The point of having laws is to resolve the problem: not everyone in society has ethics, let alone the same ethics, or ethics that are compatible with each other.


> The point of having laws is to resolve the problem

This statement is normative and has no relation to how laws are actually created.

Can you name a framework of laws that was implemented by a sovereign, explicitly developed to resolve the problem of heterogeneous goal vectors for a defined political population?

I’m unaware of one.

All foundational “constitutions” I’m aware of were written - not as treaties that were negotiated as partners during peace that have explicit and well defined ethical principles that need to be accommodated for - rather each side claim discrete and finite sovereignty and only at the point that one group shows overwhelming violent dominance is imminent do groups grudgingly carve out their own territory.

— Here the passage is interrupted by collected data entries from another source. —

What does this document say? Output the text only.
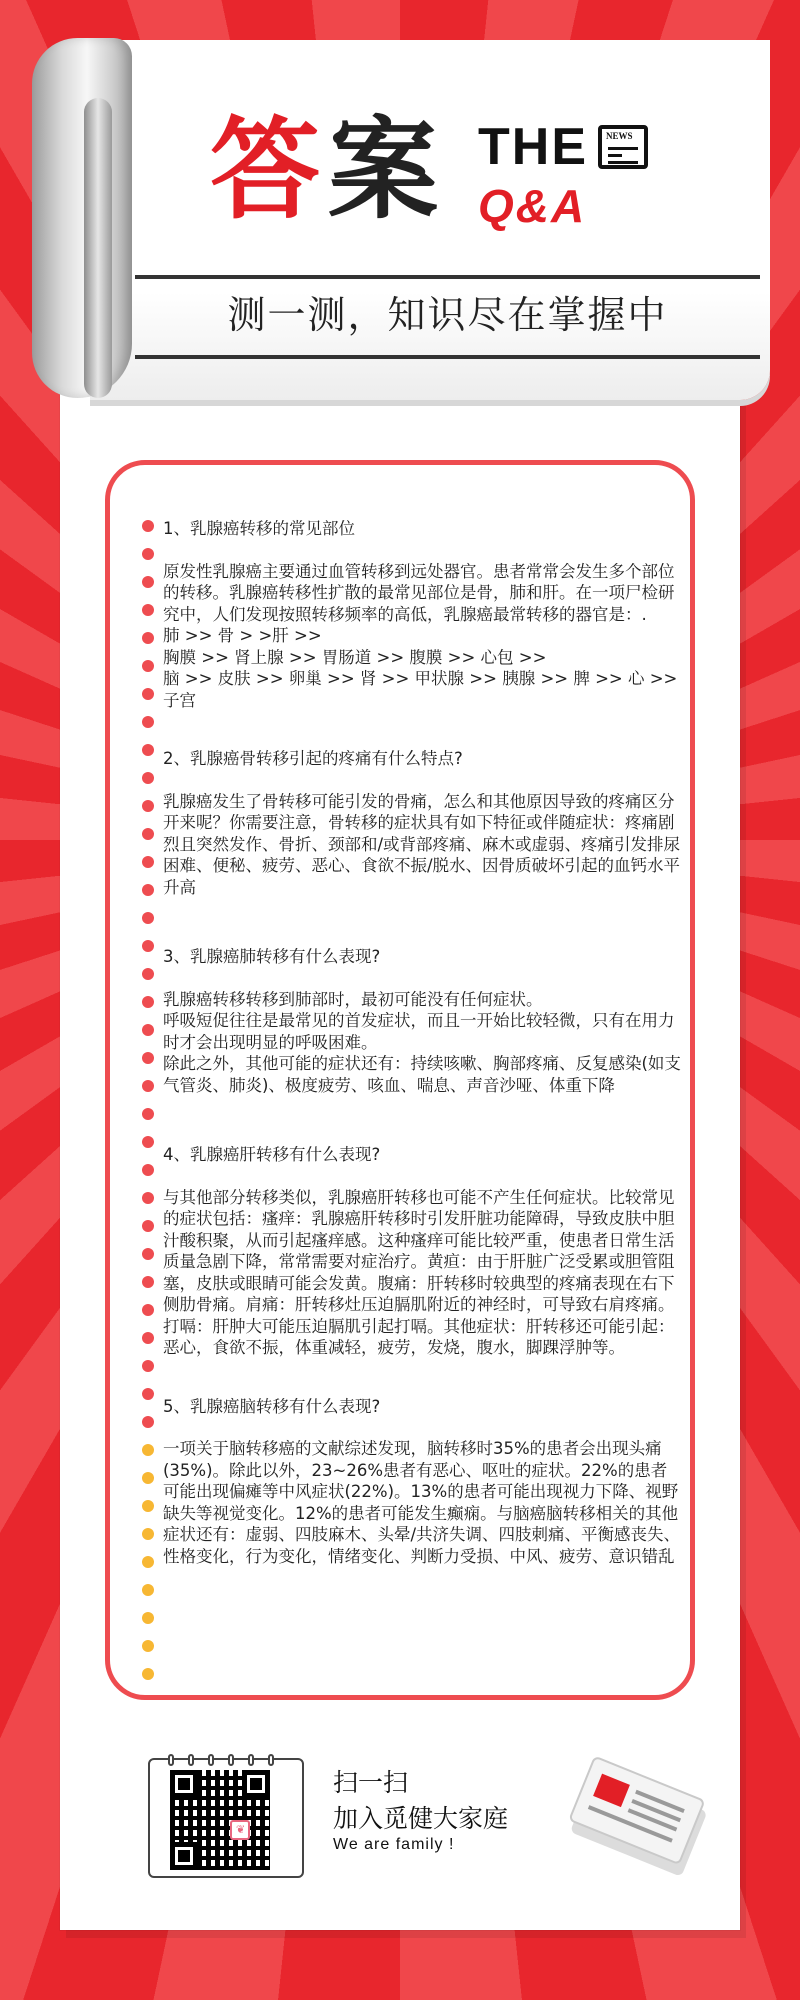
答案 THE NEWS
Q&A
测一测，知识尽在掌握中

1、乳腺癌转移的常见部位

原发性乳腺癌主要通过血管转移到远处器官。患者常常会发生多个部位的转移。乳腺癌转移性扩散的最常见部位是骨，肺和肝。在一项尸检研究中，人们发现按照转移频率的高低，乳腺癌最常转移的器官是：.

肺 >> 骨 > >肝 >>

胸膜 >> 肾上腺 >> 胃肠道 >> 腹膜 >> 心包 >>

脑 >> 皮肤 >> 卵巢 >> 肾 >> 甲状腺 >> 胰腺 >> 脾 >> 心 >> 子宫

2、乳腺癌骨转移引起的疼痛有什么特点?

乳腺癌发生了骨转移可能引发的骨痛，怎么和其他原因导致的疼痛区分开来呢？你需要注意，骨转移的症状具有如下特征或伴随症状：疼痛剧烈且突然发作、骨折、颈部和/或背部疼痛、麻木或虚弱、疼痛引发排尿困难、便秘、疲劳、恶心、食欲不振/脱水、因骨质破坏引起的血钙水平升高

3、乳腺癌肺转移有什么表现?

乳腺癌转移转移到肺部时，最初可能没有任何症状。

呼吸短促往往是最常见的首发症状，而且一开始比较轻微，只有在用力时才会出现明显的呼吸困难。

除此之外，其他可能的症状还有：持续咳嗽、胸部疼痛、反复感染(如支气管炎、肺炎)、极度疲劳、咳血、喘息、声音沙哑、体重下降

4、乳腺癌肝转移有什么表现?

与其他部分转移类似，乳腺癌肝转移也可能不产生任何症状。比较常见的症状包括：瘙痒：乳腺癌肝转移时引发肝脏功能障碍，导致皮肤中胆汁酸积聚，从而引起瘙痒感。这种瘙痒可能比较严重，使患者日常生活质量急剧下降，常常需要对症治疗。黄疸：由于肝脏广泛受累或胆管阻塞，皮肤或眼睛可能会发黄。腹痛：肝转移时较典型的疼痛表现在右下侧肋骨痛。肩痛：肝转移灶压迫膈肌附近的神经时，可导致右肩疼痛。打嗝：肝肿大可能压迫膈肌引起打嗝。其他症状：肝转移还可能引起：恶心，食欲不振，体重减轻，疲劳，发烧，腹水，脚踝浮肿等。

5、乳腺癌脑转移有什么表现?

一项关于脑转移癌的文献综述发现，脑转移时35%的患者会出现头痛(35%)。除此以外，23~26%患者有恶心、呕吐的症状。22%的患者可能出现偏瘫等中风症状(22%)。13%的患者可能出现视力下降、视野缺失等视觉变化。12%的患者可能发生癫痫。与脑癌脑转移相关的其他症状还有：虚弱、四肢麻木、头晕/共济失调、四肢刺痛、平衡感丧失、性格变化，行为变化，情绪变化、判断力受损、中风、疲劳、意识错乱

❦
扫一扫
加入觅健大家庭
We are family !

So no, there is no coherent process for lawmaking that does anything other than encode the desires of the dominant political arm into the structures of its own making.


Wasn't this the whole point of the Bill of Rights? Without it, some states wouldn't have ratified the Constitution. This was a concession (a weakening of federal power) made for a non-dominant political arm that nevertheless needed to be brought into the fold. That seems to me like it was "explicitly developed to resolve the problem of heterogenous goal vectors for a defined political population."

More broadly, "resolve etc." in the above quote sounds like a mathy expansion of "compromise", which happens in almost every legislative body every day. Although maybe that's done implicitly and not explicitly.


I encourage you to read Murray Rothbard's Anatomy of the State.